The image is created from an open space in a cut or shaped form, which allows the ink or paint to pass through when applied with a brush (for pochoir), or squeegee or airbrush (for silkscreen). Prints of this nature are characterized by broad, flat areas of colour.

Pochoir
Stencils cut in paper or very thin sheets of metal, invented in China, were used to colour popular prints in quantity in Europe from the Fifteenth century on. From the old stencil process was developed the silkscreen printing method. In France around the 1920's, the pochoir process was popularized by expert craftsman, J Saude, as a reproductive medium for illustrating books.

Silkscreen (Serigraphy)
The artist stretches a piece of fine silk over a wooden frame and then glues a design in the form of a stencil to the fabric. Paint (or silkscreen ink) is then forced through the screen onto a sheet of paper below by means of a squeegee. The uncovered areas of fabric will, of course, allow the paint to pass through, while the areas covered by the cut stencil will not.

Text Below the Image

If there are two names below a print, the convention is that the name on the left is that of the original artist from whose drawing the print was prepared, whilst that on the right is the craftsman who has created the printed image. Other words often accompany these names in order to specify the type of print, however they were commonly misused and cannot be relied upon as absolute.

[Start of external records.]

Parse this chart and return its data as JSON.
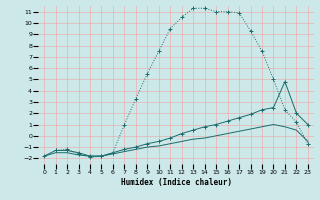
{
  "xlabel": "Humidex (Indice chaleur)",
  "bg_color": "#cce8e8",
  "line_color": "#1a6b6b",
  "grid_color": "#b0d8d8",
  "xlim": [
    -0.5,
    23.5
  ],
  "ylim": [
    -2.5,
    11.5
  ],
  "xticks": [
    0,
    1,
    2,
    3,
    4,
    5,
    6,
    7,
    8,
    9,
    10,
    11,
    12,
    13,
    14,
    15,
    16,
    17,
    18,
    19,
    20,
    21,
    22,
    23
  ],
  "yticks": [
    -2,
    -1,
    0,
    1,
    2,
    3,
    4,
    5,
    6,
    7,
    8,
    9,
    10,
    11
  ],
  "curve1_x": [
    1,
    2,
    3,
    4,
    5,
    6,
    7,
    8,
    9,
    10,
    11,
    12,
    13,
    14,
    15,
    16,
    17,
    18,
    19,
    20,
    21,
    22,
    23
  ],
  "curve1_y": [
    -1.3,
    -1.2,
    -1.6,
    -1.9,
    -1.8,
    -1.5,
    1.0,
    3.3,
    5.5,
    7.5,
    9.5,
    10.5,
    11.3,
    11.3,
    11.0,
    11.0,
    10.9,
    9.3,
    7.5,
    5.0,
    2.3,
    1.2,
    -0.7
  ],
  "curve2_x": [
    0,
    1,
    2,
    3,
    4,
    5,
    6,
    7,
    8,
    9,
    10,
    11,
    12,
    13,
    14,
    15,
    16,
    17,
    18,
    19,
    20,
    21,
    22,
    23
  ],
  "curve2_y": [
    -1.8,
    -1.3,
    -1.3,
    -1.5,
    -1.8,
    -1.8,
    -1.5,
    -1.2,
    -1.0,
    -0.7,
    -0.5,
    -0.2,
    0.2,
    0.5,
    0.8,
    1.0,
    1.3,
    1.6,
    1.9,
    2.3,
    2.5,
    4.8,
    2.0,
    1.0
  ],
  "curve3_x": [
    0,
    1,
    2,
    3,
    4,
    5,
    6,
    7,
    8,
    9,
    10,
    11,
    12,
    13,
    14,
    15,
    16,
    17,
    18,
    19,
    20,
    21,
    22,
    23
  ],
  "curve3_y": [
    -1.8,
    -1.5,
    -1.5,
    -1.7,
    -1.8,
    -1.8,
    -1.6,
    -1.4,
    -1.2,
    -1.0,
    -0.9,
    -0.7,
    -0.5,
    -0.3,
    -0.2,
    0.0,
    0.2,
    0.4,
    0.6,
    0.8,
    1.0,
    0.8,
    0.5,
    -0.5
  ]
}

Some of the more common terms referring to the original artist or draughtsman:

Del., delt., delin., delineavit: drew or designed.
In., inc., invt., inventit, inventor: invented, inventor, or designed.
Pinx., pinxt., pinxit: painted.
Desig., designavit: designed.

Some terms referring to the engraver or etcher, the craftsman who created the printed image:

f., fec., fect., fecit., fac., faciebat: made by or did.
Aquatinta fecit: engraved in aquatint by.
Lith., litho., lithog: lithographed by.
Sc., sculp., sculpsit., sculpt: carved or engraved.
Exc., exct., excudit: struck out or made.

Date

The date identifies when the printing surface (e.g. the plate) was produced. In most cases this is also when the print was printed. Prints taken long after the printing surface was created are known as late impressions or re-strikes.

State

The number od states refers to the number of times the artist altered the printing surface. An image that had been modified several times exists in several corresponding versions or states.

Edition

Until the late nineteenth century prints were neither routinely signed nor numbered, nor in most cases were edition sizes ever recorded. The convention now is for each print to be numbered in series, shown with the total number of the edition (e.g. 64/100). In many cases there are additional impressions reserved for the artist and collaborators, identified by various abbreviations.

Colouring

Mention of colour is only made when a print is printed in two or more colours, or a single colour other than black. Before chromolithography few prints were actually printed in colour. For the most part colour was added by hand, either before the print was issued or much later. Where a colour print has additional colouring it is decribed as having been finished by hand. Colour added at a later date is called later hand colouring.

Paper

Paper is often identified by its manufacturer's name, which appears as a watermark, a design in the paper easily seen by holding the sheet against the light. The type of paper can also be determined. The main categories are:

Laid: One of the oldest types of paper, characterised by faint horizontal and vertical lines.

Wove: Invented in the mid eighteenth century, wove has an even density, without the lines shown in laid.

Japan: A fibrous paper, often characterised by a faint surface lustre.

Chine: A thin, very fine paper. Because of its inherent fragility, chine is often laid on studier paper for support. This combination is known as chine applique.

Deckle edge: The edge of certain papers has a thinner, uneven finish. Far from being a defect, this is a sign that the sheet has not been trimmed.